Nasopharyngeal reflexes: role of brain monoamines in central integration. a review

Abstract

The nasopharyngeal reflex in the rabbit (respiratory suppression, activation of vagal and sympathetic nerves, and reduction in oxygen usage) is initiated by trigeminal nerves and is enhanced by the arterial baroreceptor and by loss of lung inflation afferent activity. A review of (i) the functional anatomy of central nervous catecholamine and 5-hydroxytryptamine pathways participating in cardiorespiratory regulation, (ii) studies of the reflex in pontine, thalamic, and intact-brain rabbits in which the arterial baroreceptor and lung inflation inputs were manipulated, and (iii) studies of the reflex in rabbits in which central nervous catecholamine and 5-hydroxytryptamine were depleted indicates that the trigeminal nerve can initiate the reflex pattern during maintained ventilation at the ponto-medullo-spinal level through interactions that may include convergence with glossopharyngeal and vagal nerves in the nucleus of the solitary tract.

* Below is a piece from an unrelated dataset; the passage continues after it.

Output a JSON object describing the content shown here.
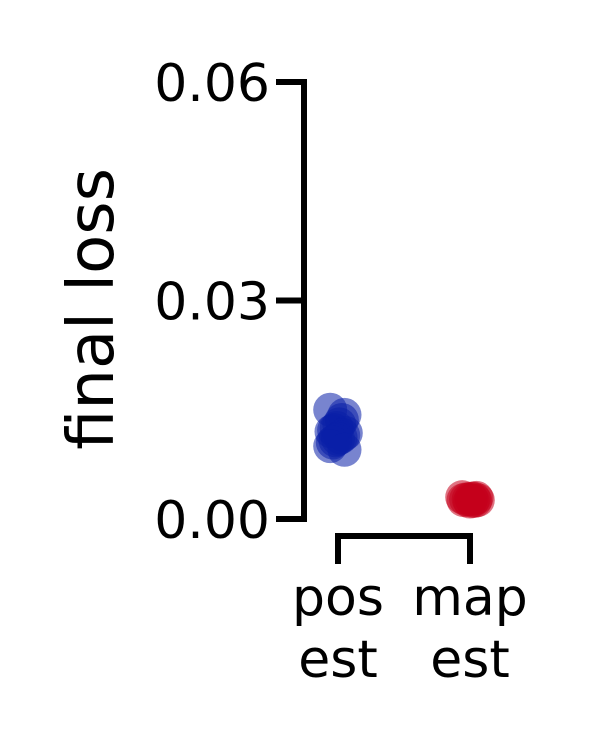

By contrast, loss of lung inflation activity in itself activates vagal and sympathetic pathways through interactions with arterial baroreceptor activity and diencephalic influences. The vagal output component of the reflex is relatively independent of either central nervous monoamine, but the sympathetic vasoconstrictor component appears clearly dependent on central nervous catecholamine and, to a much lesser extent, on 5-hydroxytryptamine. Both monoamines play a role in respiratory suppression. Pentobarbitone blocks centrally the vagal output component of the nasopharyngeal reflex by a monoamine-independent mechanism. The findings provide a framework for testing postulates concerning central nervous catecholamine integration and neurotransmitter control of submergence reflexes in diving species.